Using Regular Expression to prevent XSS vulnerability is becoming complicated thus hard to maintain over time while it could leave some vulnerabilities behind. Having URL validation using regular expression is helpful in some scenarios but better not be mixed with vulnerability checks.
Solution probably is to use combination of an encoder like AntiXssEncoder.UrlEncode for encoding Query portion of the URL and QueryBuilder for the rest:
public sealed class AntiXssUrlEncoder
{
public string EncodeUri(Uri uri, bool isEncoded = false)
{
// Encode the Query portion of URL to prevent XSS attack if is not already encoded. Otherwise let UriBuilder take care code it.
var encodedQuery = isEncoded ? uri.Query.TrimStart('?') : AntiXssEncoder.UrlEncode(uri.Query.TrimStart('?'));
var encodedUri = new UriBuilder
{
Scheme = uri.Scheme,
Host = uri.Host,
Path = uri.AbsolutePath,
Query = encodedQuery.Trim(),
Fragment = uri.Fragment
};
if (uri.Port != 80 && uri.Port != 443)
{
encodedUri.Port = uri.Port;
}
return encodedUri.ToString();
}
public static string Encode(string uri)
{
var baseUri = new Uri(uri);
var antiXssUrlEncoder = new AntiXssUrlEncoder();
return antiXssUrlEncoder.EncodeUri(baseUri);
}
}
You may need to include white listing to exclude some characters from encoding. That could become helpful for particular sites.

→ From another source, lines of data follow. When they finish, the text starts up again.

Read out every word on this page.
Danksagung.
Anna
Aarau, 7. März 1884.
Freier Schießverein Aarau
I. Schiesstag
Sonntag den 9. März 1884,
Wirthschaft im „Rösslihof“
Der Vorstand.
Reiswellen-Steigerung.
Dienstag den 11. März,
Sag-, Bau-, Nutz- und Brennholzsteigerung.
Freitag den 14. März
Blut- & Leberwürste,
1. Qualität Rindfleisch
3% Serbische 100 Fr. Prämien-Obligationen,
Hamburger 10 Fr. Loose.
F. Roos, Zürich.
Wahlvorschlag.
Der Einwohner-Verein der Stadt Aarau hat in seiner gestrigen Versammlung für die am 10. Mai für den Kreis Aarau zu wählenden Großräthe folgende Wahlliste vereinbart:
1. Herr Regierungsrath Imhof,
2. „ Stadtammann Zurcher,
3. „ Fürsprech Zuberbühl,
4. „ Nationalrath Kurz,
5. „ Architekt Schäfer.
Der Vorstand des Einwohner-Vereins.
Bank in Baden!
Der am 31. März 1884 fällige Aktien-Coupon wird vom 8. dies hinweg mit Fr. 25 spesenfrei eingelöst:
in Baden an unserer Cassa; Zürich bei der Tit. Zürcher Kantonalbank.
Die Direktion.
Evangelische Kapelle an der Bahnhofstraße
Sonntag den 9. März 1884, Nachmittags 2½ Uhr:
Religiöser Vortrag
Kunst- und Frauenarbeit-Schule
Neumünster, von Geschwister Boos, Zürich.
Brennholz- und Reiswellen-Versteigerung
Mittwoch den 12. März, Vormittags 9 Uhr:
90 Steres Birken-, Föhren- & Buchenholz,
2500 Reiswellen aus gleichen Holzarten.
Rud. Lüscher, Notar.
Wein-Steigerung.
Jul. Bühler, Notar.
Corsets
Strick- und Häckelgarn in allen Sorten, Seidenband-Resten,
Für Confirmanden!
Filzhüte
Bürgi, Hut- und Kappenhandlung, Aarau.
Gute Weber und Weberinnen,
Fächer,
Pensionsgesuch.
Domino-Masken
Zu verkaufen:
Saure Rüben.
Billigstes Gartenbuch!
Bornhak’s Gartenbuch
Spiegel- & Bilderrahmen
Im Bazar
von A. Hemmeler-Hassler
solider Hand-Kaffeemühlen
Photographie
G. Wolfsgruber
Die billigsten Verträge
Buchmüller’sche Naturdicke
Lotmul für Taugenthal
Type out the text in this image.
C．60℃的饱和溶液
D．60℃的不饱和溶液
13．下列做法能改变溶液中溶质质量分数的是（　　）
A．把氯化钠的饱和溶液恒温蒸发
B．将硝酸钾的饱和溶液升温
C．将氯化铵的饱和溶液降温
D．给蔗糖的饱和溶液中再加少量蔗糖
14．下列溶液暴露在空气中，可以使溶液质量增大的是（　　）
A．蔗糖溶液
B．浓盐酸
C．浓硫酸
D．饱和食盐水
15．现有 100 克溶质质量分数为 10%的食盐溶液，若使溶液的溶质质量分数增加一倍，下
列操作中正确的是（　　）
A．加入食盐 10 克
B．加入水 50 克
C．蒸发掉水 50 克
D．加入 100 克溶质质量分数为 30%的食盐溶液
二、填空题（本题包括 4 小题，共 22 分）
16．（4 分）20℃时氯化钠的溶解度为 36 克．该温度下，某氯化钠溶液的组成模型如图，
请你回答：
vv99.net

HTML Encoding the page that render the URL is another thing you may need to consider too.
BTW. Please note that encoding URL may break Web Parameter Tampering so the encoded link may appear not working as expected.
Also, you need to be careful about double encoding
P.S. AntiXssEncoder.UrlEncode was better be named AntiXssEncoder.EncodeForUrl to be more descriptive. Basically, It encodes a string for URL not encode a given URL and return usable URL.
You could use a hex code to convert the entire URL and send it to your server. That way the client would not understand the content in the first glance. After reading the content, you could decode the content URL = ? and send it to the browser.
Allowing a URL and allowing JavaScript are 2 different things.